Friday, April 22

Wolfgang & Me

I keep reading about how classical music effects brain activity, so I decided to run an informal experiment. I usually listen to jazz when I'm working, but I'm going to start listening to only classical to see if I can perceive any differences in my thinking over time.

I just bought Yo-Yo Ma's Bach: The Cello Suites. A great album for deep thinking. Ma's unaccompanied solo cello is beautiful and haunting. I don't know if I've heard anything quite like it before. I find myself getting lost in it, carried away somewhere imaginative.

I was also recently listening to the soundtrack from Amadeus. One of my favorite scenes is the Emperor's reaction on opening night of the first work he commissioned of Mozart.
MOZART
So then you like it? You really like it, Your Majesty?

JOSEPH
Of course I do. It's very good. Of course now and then - just now and then - it gets a touch elaborate.

MOZART
What do you mean, Sire?

JOSEPH
Well, I mean occasionally it seems to have, how shall one say? (he stops in difficulty; to Orsini-Rosenberg) How shall one say, Director?

ORSINI-ROSENBERG
Too many notes, Your Majesty?

JOSEPH
Exactly. Very well put. Too many notes.

MOZART
I don't understand. There are just as many notes, Majesty, as are required. Neither more nor less.

JOSEPH
My dear fellow, there are in fact only so many notes the ear can hear in the course of an evening. I think I'm right in saying that, aren't I, Court Composer

I've used this exchange in a my design classes as an example on composition. Mozart's reply indicates that each note was selected with a purpose, each to fit in perfectly between the preceding and following notes. If you take away any of these notes, as Emperor Joseph suggests, there would be an incompleteness to the score.

I read once that a design (or painting, song, sculpture, story, etc) is finished when nothing more can be added to enhance the idea and everything that doesn't add or support the idea has been removed. Just like Mozart's notes.

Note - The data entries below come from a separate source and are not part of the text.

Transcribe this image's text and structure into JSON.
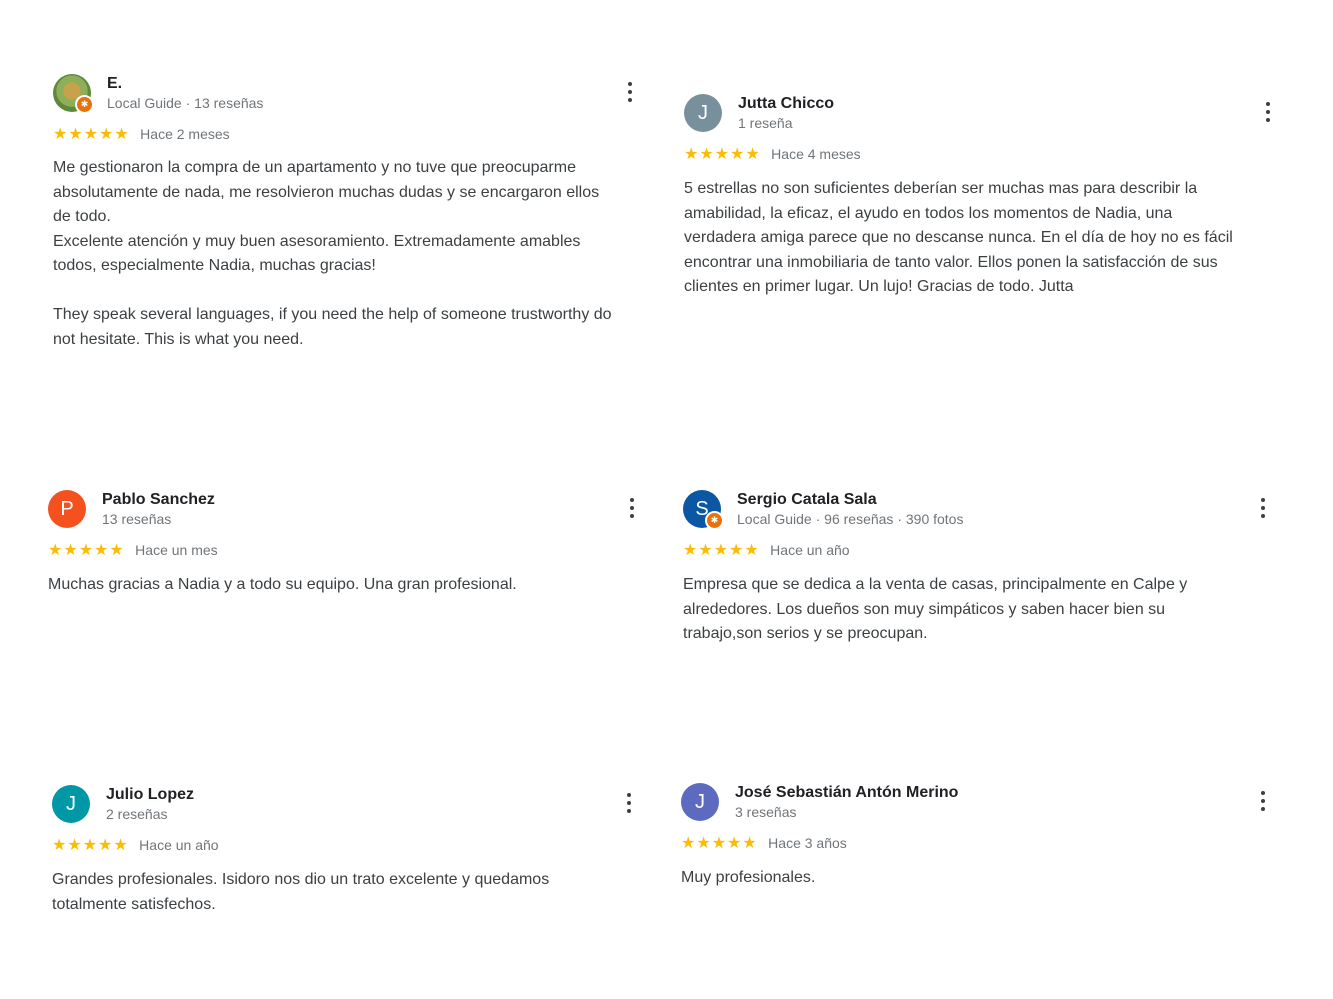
{
  "reviews": [
    {
      "name": "E.",
      "meta": "Local Guide · 13 reseñas",
      "stars": "★★★★★",
      "date": "Hace 2 meses",
      "text": "Me gestionaron la compra de un apartamento y no tuve que preocuparme\nabsolutamente de nada, me resolvieron muchas dudas y se encargaron ellos\nde todo.\nExcelente atención y muy buen asesoramiento. Extremadamente amables\ntodos, especialmente Nadia, muchas gracias!\n\nThey speak several languages, if you need the help of someone trustworthy do\nnot hesitate. This is what you need."
    },
    {
      "name": "Jutta Chicco",
      "meta": "1 reseña",
      "avatar_letter": "J",
      "avatar_color": "#78909c",
      "stars": "★★★★★",
      "date": "Hace 4 meses",
      "text": "5 estrellas no son suficientes deberían ser muchas mas para describir la\namabilidad, la eficaz, el ayudo en todos los momentos de Nadia, una\nverdadera amiga parece que no descanse nunca. En el día de hoy no es fácil\nencontrar una inmobiliaria de tanto valor. Ellos ponen la satisfacción de sus\nclientes en primer lugar. Un lujo! Gracias de todo. Jutta"
    },
    {
      "name": "Pablo Sanchez",
      "meta": "13 reseñas",
      "avatar_letter": "P",
      "avatar_color": "#f4511e",
      "stars": "★★★★★",
      "date": "Hace un mes",
      "text": "Muchas gracias a Nadia y a todo su equipo. Una gran profesional."
    },
    {
      "name": "Sergio Catala Sala",
      "meta": "Local Guide · 96 reseñas · 390 fotos",
      "avatar_letter": "S",
      "avatar_color": "#0b57a4",
      "stars": "★★★★★",
      "date": "Hace un año",
      "text": "Empresa que se dedica a la venta de casas, principalmente en Calpe y\nalrededores. Los dueños son muy simpáticos y saben hacer bien su\ntrabajo,son serios y se preocupan."
    },
    {
      "name": "Julio Lopez",
      "meta": "2 reseñas",
      "avatar_letter": "J",
      "avatar_color": "#0097a7",
      "stars": "★★★★★",
      "date": "Hace un año",
      "text": "Grandes profesionales. Isidoro nos dio un trato excelente y quedamos\ntotalmente satisfechos."
    },
    {
      "name": "José Sebastián Antón Merino",
      "meta": "3 reseñas",
      "avatar_letter": "J",
      "avatar_color": "#5c6bc0",
      "stars": "★★★★★",
      "date": "Hace 3 años",
      "text": "Muy profesionales."
    }
  ],
  "icons": {
    "more": "more-vert-icon",
    "local_guide_badge": "local-guide-badge-icon"
  },
  "colors": {
    "star": "#fbbc04",
    "guide_badge": "#e8710a",
    "meta_text": "#70757a"
  }
}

Something I always think about with that scene. Salieri seemed to be the only character that truly recognized Wolfgang's genius, which I'm sure if not far from reality. I wonder about the singers and musicians that performed his work. Did they realize that they were taking part in something that changed the course of music? When the viola player went home after that performance, did he have any clue that he just performed an opera that was revolutionary for the time, or was it just another day at the office?